Hence, it came as no surprise that the line had its issues on Sunday while allowing Jay Cutler to get sacked five times and hit after the throw on several other attempts.

The Texans defense is one of the best in the league and they have a pass rush the likes of which the Bears won’t see much the rest of the season. They bring intense pressure off the edges from linebackers Jadeveon Clowney and Illinois’ own Whitney Mercilus. Not to mention, there’s that J.J. Watt guy who has a knack for finding his way into the backfield on a consistent basis, and who generates pressure even if he doesn’t pick up sacks. Watt was relatively quiet and the Bears did a good job containing him, but his presence was felt nonetheless.

However, despite the Texans’ pressure — which noticeably picked up in the second half — the Bears came out firing in the first half and played good football early on. Cutler connected with a healthy Alshon Jeffery and Eddie Royal several times as the two receivers showed what they can bring to the table when they’re actually on the field and not nursing injuries on the sideline. “Pseudo rookie” Kevin White, in his first action of his career, caught 3 passes for 34 yards and showed what he can do when he settles in to the pro game. He also made some mistakes — which young players will do — including cutting off a route that led to a Cutler interception in the second half.

It was that interception that looked like the turning point in the game as the Bears fell apart after it.

I think what I was most discouraged by from the Bears was how ineffective their run game was. Obviously, when a team is losing they will tend to throw the ball more, and the Bears had to play catchup in the fourth quarter. But second-year pro Jeremy Langford, who took the reigns this season from Forte, looked pedestrian at best. He finished with just 57 yards on 17 carries. The Bears also did not use the committee approach at running back as many expected they would. Backup Ka’Deem Carey had just one rushing attempt for four yards. The Bears will need to commit to the ground game more if they wish to play John Fox football and if they have any intention of controlling the tempo of upcoming games.

Speaking of Langford, the guy needs to learn to tie his proverbial shoe laces, because I think he tripped on them one too many times Sunday.
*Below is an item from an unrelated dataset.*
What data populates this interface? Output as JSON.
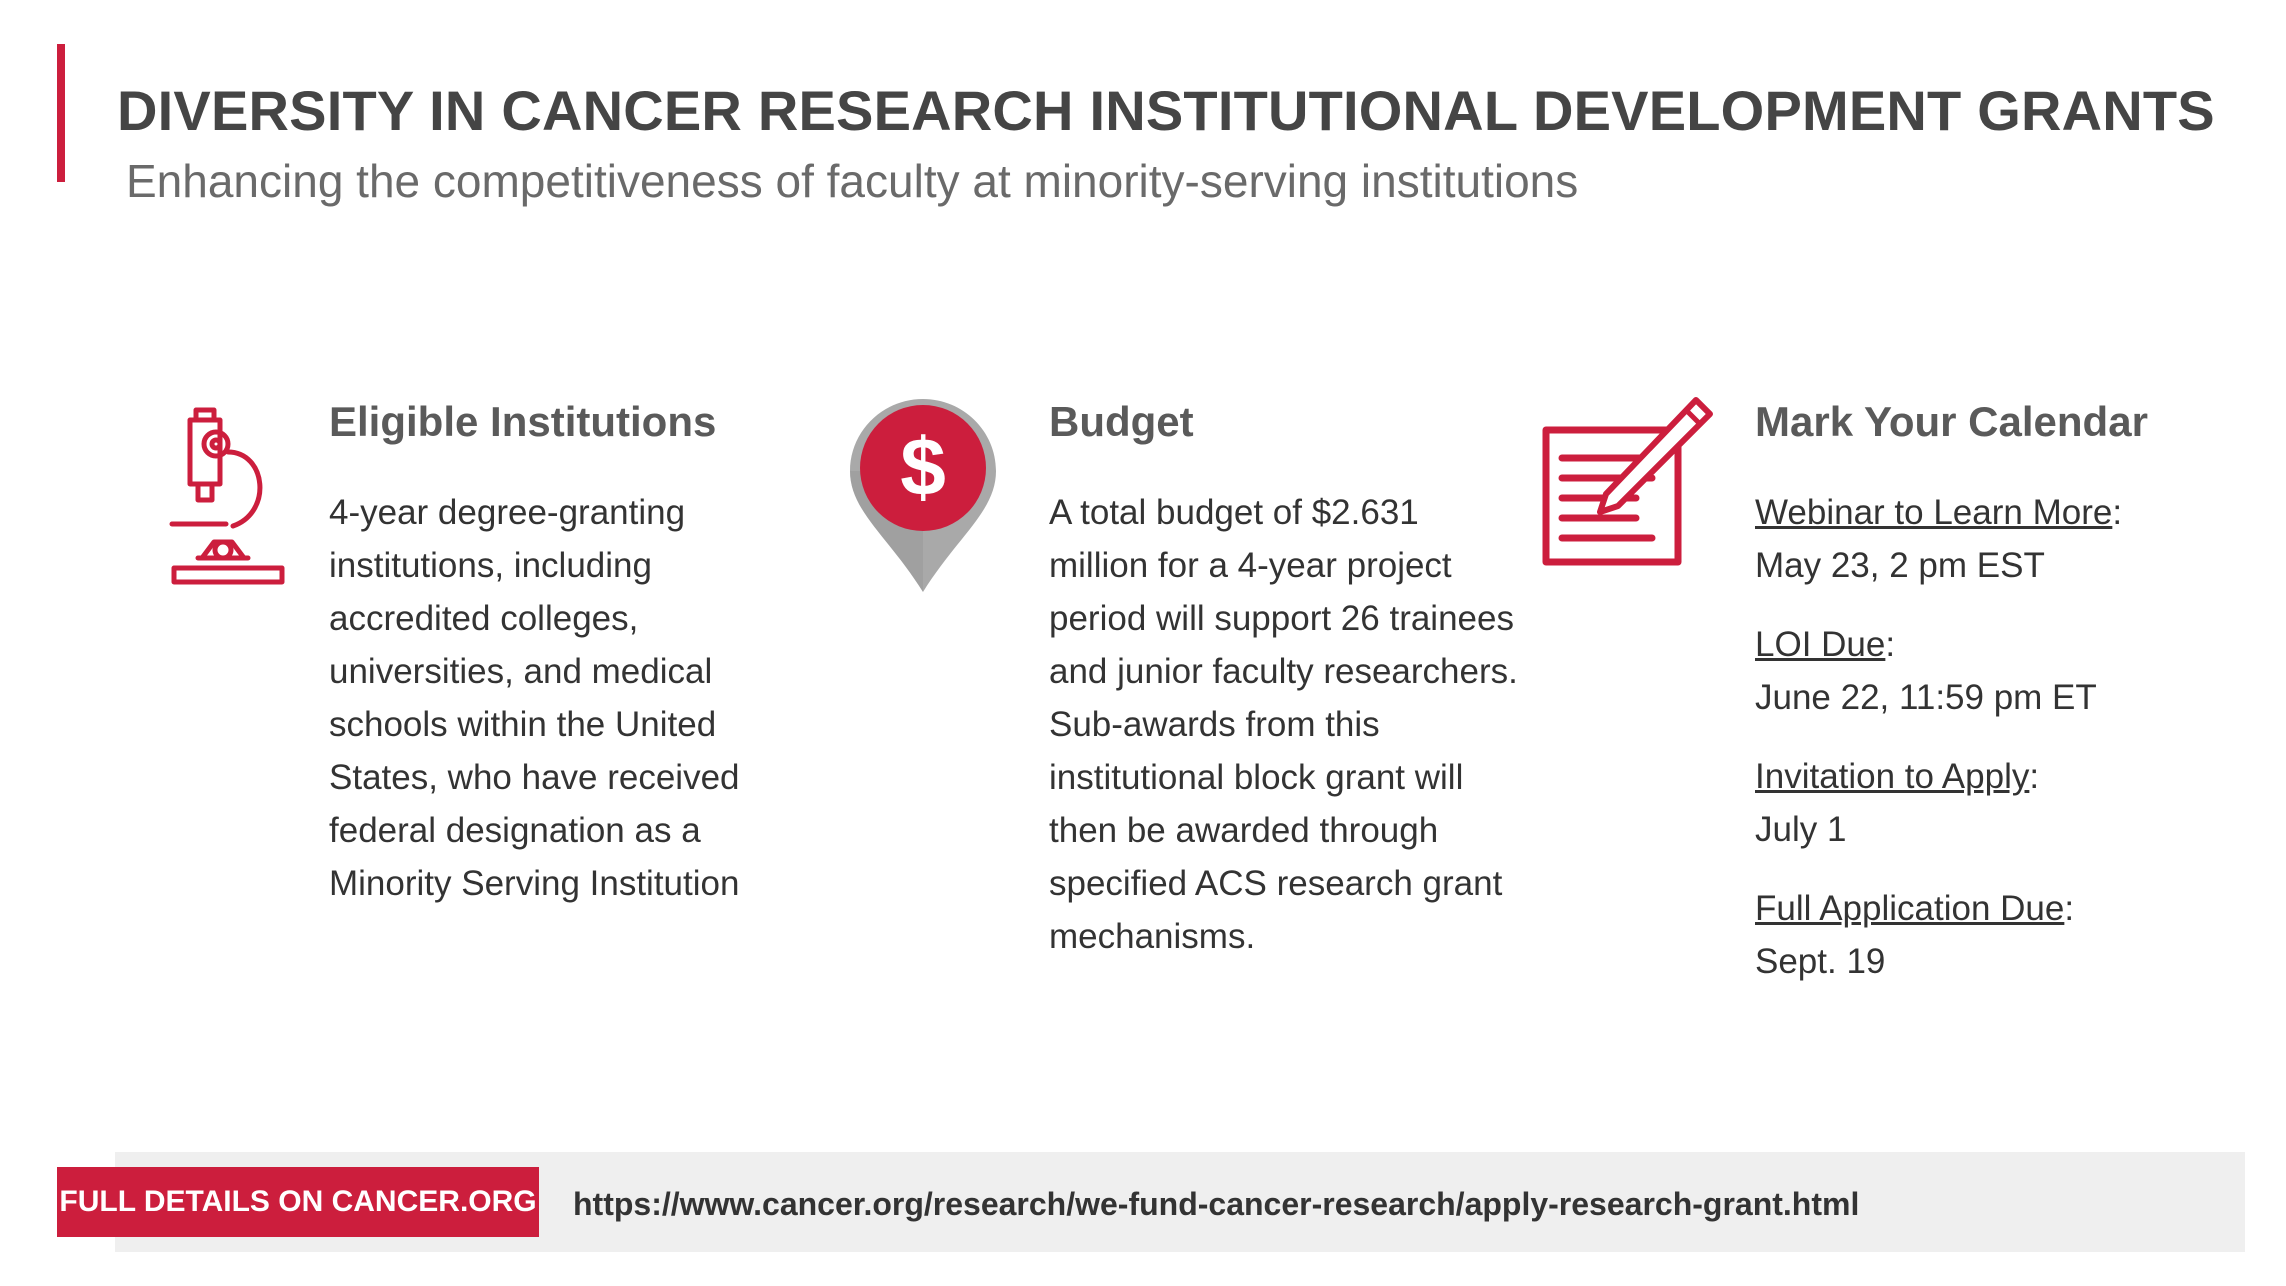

Maybe we were spoiled for so long by Forte’s uncanny ability to avoid hits and maintain his balance after contact, but Langford certainly does not possess that same characteristic. There were several instances on Sunday of Langford falling down easily after being tripped up, or failing to break through arm tackles and errant body contact in the middle of traffic. If the Bears want to have a successful ground game, Langford is going to have to keep his feet and pick up yards after contact.
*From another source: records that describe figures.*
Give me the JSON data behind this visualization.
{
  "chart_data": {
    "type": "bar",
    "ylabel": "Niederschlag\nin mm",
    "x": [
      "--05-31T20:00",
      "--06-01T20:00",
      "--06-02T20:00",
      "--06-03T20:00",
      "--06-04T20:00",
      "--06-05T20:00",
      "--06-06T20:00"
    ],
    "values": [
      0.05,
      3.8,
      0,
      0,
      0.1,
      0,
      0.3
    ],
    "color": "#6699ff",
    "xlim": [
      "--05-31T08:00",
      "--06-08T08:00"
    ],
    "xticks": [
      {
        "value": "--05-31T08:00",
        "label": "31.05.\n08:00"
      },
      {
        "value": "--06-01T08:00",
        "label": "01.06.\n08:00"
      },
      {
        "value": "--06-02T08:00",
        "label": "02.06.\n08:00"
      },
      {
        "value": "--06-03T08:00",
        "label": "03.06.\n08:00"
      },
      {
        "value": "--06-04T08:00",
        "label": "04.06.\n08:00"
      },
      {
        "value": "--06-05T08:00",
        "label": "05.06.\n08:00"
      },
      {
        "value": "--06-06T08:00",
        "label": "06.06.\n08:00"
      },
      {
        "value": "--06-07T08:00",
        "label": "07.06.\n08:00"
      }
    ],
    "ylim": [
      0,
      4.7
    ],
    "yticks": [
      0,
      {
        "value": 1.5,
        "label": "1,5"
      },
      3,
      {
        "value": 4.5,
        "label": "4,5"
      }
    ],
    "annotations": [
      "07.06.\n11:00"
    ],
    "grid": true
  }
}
For Bears fans who have higher expectations than a mediocre football team — which should be everyone — there were things to be discouraged about in Sunday’s loss. As of right now, this doesn’t look like a playoff team. But for the optimistic out there, there was plenty to be encouraged about.
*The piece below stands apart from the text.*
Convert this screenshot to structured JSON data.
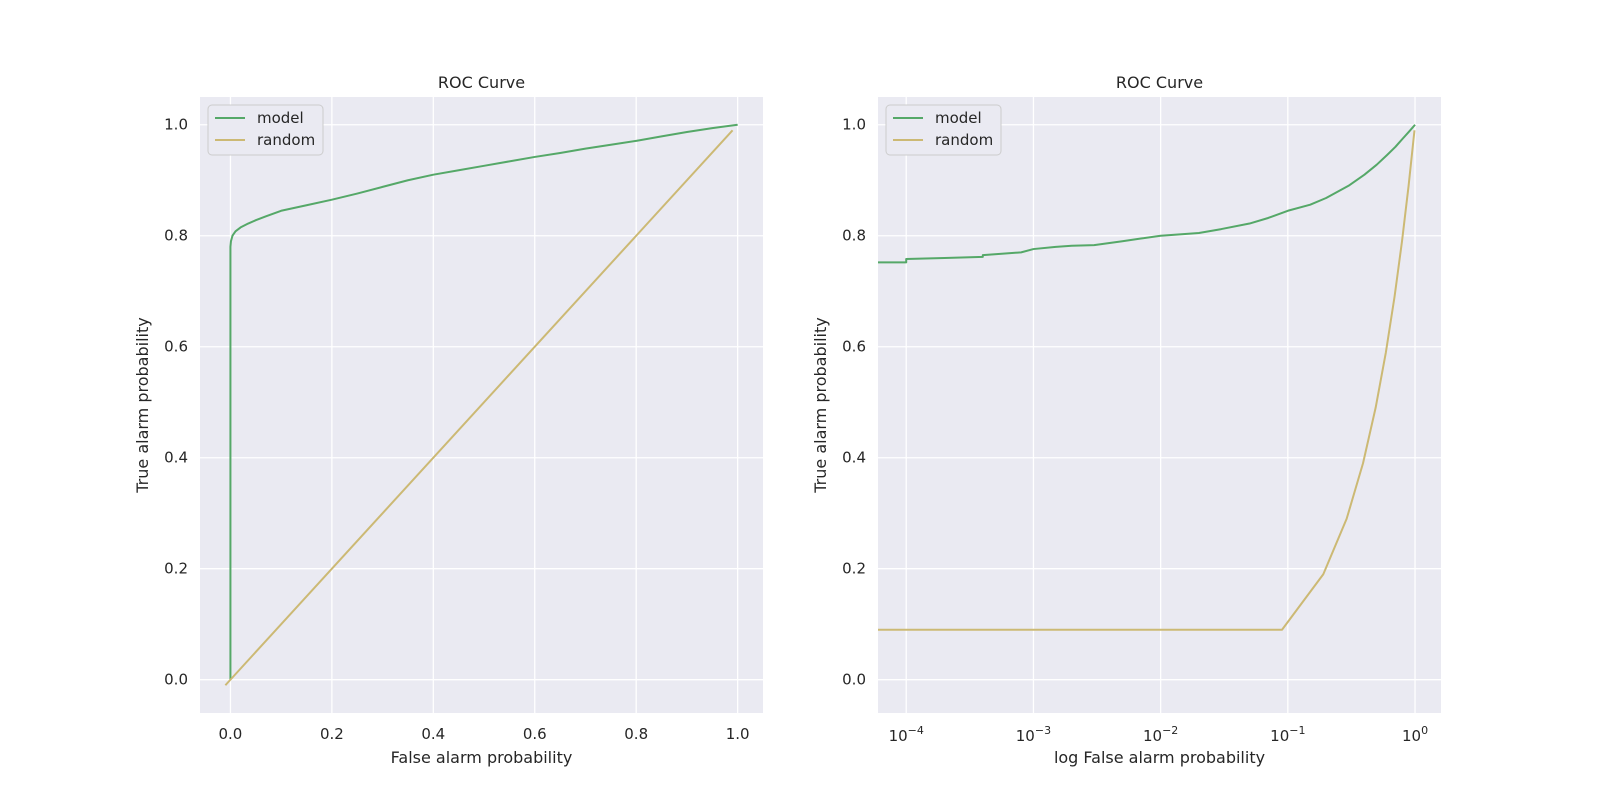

For starters, losing to a playoff team on the road to open a season is nothing to be ashamed about. I can pinpoint at least a half dozen other teams in the league whose fan base has to be feeling worse about their Week 1 losses this Monday morning (Saints, Chargers, Cardinals, Falcons, Panthers, Colts and Jets). All of those teams were either expected to win, or had the games in their hands and let them slip away. For the Bears, they just got beat by a better team.

Rest assured, the offensive line will play better as the season progresses. Rookie center Cody Whitehair will improve with time. New guard Josh Sitton will settle in to his new team soon. Charles Leno and Bobby Massie won’t continue to look like turnstiles because they won’t be facing such pass rushers as Clowney and Mercilus every week. Kevin White will fix his “rookie” mistakes. The run game will find more room to gallop. And the pass rush will improve over time.

Keep in mind, Bears fans: the Texans are a playoff team. But the Bears’ next five opponents are the Eagles, Cowboys, Lions, Colts, and Jaguars. None of those teams are pushovers, but none are dominant, either.

I think better days still lie ahead.